Santos loves the history. She tried to imagine coming to the island on a ship with no grocery stores or amenities.

“You took your chicken and you cooked it on your fireplace,” Santos laughed.

“I like to think that someday, someone else will live here long after I’m gone and wonder how I lived,” Santos said.

Santos has restored 24 houses total.

“I like everything old. I like antiques, always have,” Santos said, adding that most of her belongings are period to the house and she even decorates her Christmas tree with antique Victorian ornaments. “I love the history of it and I love the fact that someone lived here before me and the history of that.”

Santos’ love of restoration grew from learning she could fix just about anything. Her first job was for a “tyrant” dentist and one day, he demanded she fix the raising and lowering mechanism on the patient chair, Santos said. Without a clue of what to do, Santos rummaged around until it worked.

“It taught me somehow I could do anything and everything,” Santos said.

By asking questions and watching others, she learned how to do her own plumbing and more.

“I could do anything. I could lay tile, I could finish floors,” Santos said.

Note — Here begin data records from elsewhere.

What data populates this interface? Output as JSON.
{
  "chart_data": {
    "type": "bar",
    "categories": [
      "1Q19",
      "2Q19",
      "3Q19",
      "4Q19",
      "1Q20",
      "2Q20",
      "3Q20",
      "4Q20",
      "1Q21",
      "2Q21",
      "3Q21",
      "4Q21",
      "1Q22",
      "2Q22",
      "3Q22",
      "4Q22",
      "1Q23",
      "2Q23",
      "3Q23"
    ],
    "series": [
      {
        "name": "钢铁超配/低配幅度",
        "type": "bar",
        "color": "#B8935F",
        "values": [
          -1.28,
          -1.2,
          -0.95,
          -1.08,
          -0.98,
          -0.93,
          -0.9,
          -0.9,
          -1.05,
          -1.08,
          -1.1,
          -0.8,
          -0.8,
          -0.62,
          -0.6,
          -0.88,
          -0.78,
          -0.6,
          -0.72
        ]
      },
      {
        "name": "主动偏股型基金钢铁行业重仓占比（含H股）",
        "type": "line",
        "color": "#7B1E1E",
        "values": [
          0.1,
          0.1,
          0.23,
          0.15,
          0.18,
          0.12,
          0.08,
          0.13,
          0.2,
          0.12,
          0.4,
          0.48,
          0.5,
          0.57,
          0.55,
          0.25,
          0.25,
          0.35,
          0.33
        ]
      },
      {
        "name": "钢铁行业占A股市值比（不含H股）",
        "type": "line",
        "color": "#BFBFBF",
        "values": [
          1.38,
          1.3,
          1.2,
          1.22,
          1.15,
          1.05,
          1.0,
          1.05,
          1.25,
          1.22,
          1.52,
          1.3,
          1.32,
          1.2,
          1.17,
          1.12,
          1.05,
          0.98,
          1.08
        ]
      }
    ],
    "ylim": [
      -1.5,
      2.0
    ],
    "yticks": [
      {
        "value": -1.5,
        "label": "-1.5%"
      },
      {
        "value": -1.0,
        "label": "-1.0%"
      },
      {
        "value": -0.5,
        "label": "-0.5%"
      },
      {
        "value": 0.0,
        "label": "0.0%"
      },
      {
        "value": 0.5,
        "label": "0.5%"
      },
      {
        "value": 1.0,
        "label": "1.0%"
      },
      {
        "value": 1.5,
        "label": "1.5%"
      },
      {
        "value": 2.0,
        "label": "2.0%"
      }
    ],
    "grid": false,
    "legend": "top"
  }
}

Now, her hard work has paid off with wonderful reviews from visitors and guests, and opportunities to give back to her community. Santos said she enjoys loaning her house to any charitable group with a good cause and AAUW is that.

“And it’s a great bunch of women as well,” Santos said.

Whidbey AAUW is a branch of the national group of women focusing on enabling young women to reach their potential as thoughtful, educated and caring contributors to society. For more information, visit


Dream kitchens open to visitors

When: 10 a.m. to 4 p.m. Saturday, Aug. 25.

Where: Six Central Whidbey homes.

Why: To benefit AAUW educational projects and scholarships for Whidbey’s young women.

Cost: Tickets cost $15 and can be purchased in advance from Angelo’s Caffe, Oak Harbor; Linds Pharmacy, Coupeville; Sound Business Center, Freeland; Star Store, Langley; Green Eye Shade and What’s Cookin’, Port Townsend.

Tickets can be purchased the day of the tour at the United Methodist Church, Coupeville.